Il giorno dopo è quello delle premiazioni, si incontrano volti che abbiamo visto soffrire con noi e che oggi sono sorridenti e distesi, come quelli di Guy Barnea, Claudio Chiappucci e Haneen Radi. Cosa hanno in comune questi tre? Sono stati protagonisti della Staffetta della Pace che l’organizzatore israeliano ha voluto su idea di Matteo Gerevini di Challenge Venice: due uomini e una donna per tre religioni differenti. Il primo è un olimpionico di nuoto israeliano di fede ebraica, il secondo, inutile sottolinearlo è Il Diablo che in bici dice ancora la sua (“In leggera discesa mi sono andati via, ma solo perché avevano le lenticolari…” confesserà alla fine) e a concludere il trittico la maratoneta Haneen Radi, runner israeliana di religione islamica.
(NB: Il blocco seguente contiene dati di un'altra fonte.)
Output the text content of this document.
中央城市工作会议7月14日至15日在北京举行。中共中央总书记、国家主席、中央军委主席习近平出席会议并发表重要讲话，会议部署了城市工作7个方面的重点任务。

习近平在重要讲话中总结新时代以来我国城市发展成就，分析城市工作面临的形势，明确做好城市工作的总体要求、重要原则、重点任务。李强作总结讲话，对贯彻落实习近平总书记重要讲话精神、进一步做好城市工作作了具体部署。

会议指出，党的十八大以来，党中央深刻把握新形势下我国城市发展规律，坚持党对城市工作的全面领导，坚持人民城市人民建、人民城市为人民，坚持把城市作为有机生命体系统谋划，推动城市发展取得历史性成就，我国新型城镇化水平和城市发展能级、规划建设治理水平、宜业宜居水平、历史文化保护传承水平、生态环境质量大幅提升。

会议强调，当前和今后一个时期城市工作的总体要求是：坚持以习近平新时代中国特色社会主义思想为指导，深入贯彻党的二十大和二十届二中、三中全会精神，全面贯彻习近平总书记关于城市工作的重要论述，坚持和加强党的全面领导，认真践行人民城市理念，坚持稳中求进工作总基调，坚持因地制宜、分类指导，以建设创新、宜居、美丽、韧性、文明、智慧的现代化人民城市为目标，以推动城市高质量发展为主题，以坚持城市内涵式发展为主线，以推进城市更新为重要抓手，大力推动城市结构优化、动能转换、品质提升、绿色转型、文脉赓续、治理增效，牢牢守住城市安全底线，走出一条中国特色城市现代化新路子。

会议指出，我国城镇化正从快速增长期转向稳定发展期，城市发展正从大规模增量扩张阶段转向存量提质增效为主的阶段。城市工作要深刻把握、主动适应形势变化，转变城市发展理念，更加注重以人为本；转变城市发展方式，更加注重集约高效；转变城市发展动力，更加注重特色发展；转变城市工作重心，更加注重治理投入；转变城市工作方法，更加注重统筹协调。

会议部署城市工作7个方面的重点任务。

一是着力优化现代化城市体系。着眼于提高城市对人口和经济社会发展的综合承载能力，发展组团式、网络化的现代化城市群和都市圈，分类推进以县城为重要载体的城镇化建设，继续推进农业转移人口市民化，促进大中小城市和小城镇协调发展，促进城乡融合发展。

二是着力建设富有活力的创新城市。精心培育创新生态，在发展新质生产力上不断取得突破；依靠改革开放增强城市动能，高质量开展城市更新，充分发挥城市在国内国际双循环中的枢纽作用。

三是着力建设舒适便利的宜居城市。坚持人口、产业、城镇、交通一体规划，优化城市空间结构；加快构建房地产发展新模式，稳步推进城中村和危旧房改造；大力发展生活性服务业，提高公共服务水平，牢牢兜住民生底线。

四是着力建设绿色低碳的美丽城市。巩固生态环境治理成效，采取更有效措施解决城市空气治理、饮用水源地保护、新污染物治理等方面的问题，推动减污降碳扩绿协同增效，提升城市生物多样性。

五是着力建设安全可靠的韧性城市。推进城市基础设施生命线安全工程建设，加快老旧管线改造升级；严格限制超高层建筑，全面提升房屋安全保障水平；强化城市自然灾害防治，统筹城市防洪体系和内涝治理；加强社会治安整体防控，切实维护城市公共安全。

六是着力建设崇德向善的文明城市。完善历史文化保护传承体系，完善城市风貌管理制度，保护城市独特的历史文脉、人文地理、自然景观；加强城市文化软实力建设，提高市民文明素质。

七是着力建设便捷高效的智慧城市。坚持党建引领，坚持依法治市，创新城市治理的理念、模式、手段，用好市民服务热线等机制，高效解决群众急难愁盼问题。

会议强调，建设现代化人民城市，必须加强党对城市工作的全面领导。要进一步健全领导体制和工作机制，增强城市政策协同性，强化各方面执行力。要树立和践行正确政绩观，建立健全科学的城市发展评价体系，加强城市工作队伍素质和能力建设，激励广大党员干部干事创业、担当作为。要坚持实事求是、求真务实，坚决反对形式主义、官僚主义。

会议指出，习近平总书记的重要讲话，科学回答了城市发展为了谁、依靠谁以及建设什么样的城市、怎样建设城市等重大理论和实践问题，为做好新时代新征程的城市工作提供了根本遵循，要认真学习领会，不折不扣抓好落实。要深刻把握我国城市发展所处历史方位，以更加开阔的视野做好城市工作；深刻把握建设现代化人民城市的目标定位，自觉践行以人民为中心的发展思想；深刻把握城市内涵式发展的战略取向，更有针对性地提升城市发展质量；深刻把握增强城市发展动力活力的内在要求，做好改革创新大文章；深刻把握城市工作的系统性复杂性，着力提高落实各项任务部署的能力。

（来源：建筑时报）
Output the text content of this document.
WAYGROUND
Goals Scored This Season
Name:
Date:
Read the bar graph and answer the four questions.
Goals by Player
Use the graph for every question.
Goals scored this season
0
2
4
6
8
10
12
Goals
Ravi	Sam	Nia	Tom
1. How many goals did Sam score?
Vederli (vincitori) sul palco è segno di speranza per questa terra martoriata, e siccome il lume della pace deve restare acceso, una staffetta analoga verrà riproposta domenica 11 giugno 2017 a Venezia, in occasione della seconda edizione di Challenge Venice.

Qualche metro più avanti  incontro Andrea Cigana e Martina Dogana che hanno conquistato un fantastico secondo posto nell’half distance: lui dietro all’americano Ben Collins , e lei dietro alla ex-modella canadese Jenny Fletcher, che conosco da tempo perché testimonial Santini e collaboratrice nella messa a punto dei body da triathlon per le donne. Con lei ci diamo appuntamento (sportivo, sia chiaro) a Venezia a metà giugno, per il Challenge Venice con cui Israman è gemellato nella combinata TriInvictus. Perché i viaggi non finiscono mai, un po’ come le gare di triathlon.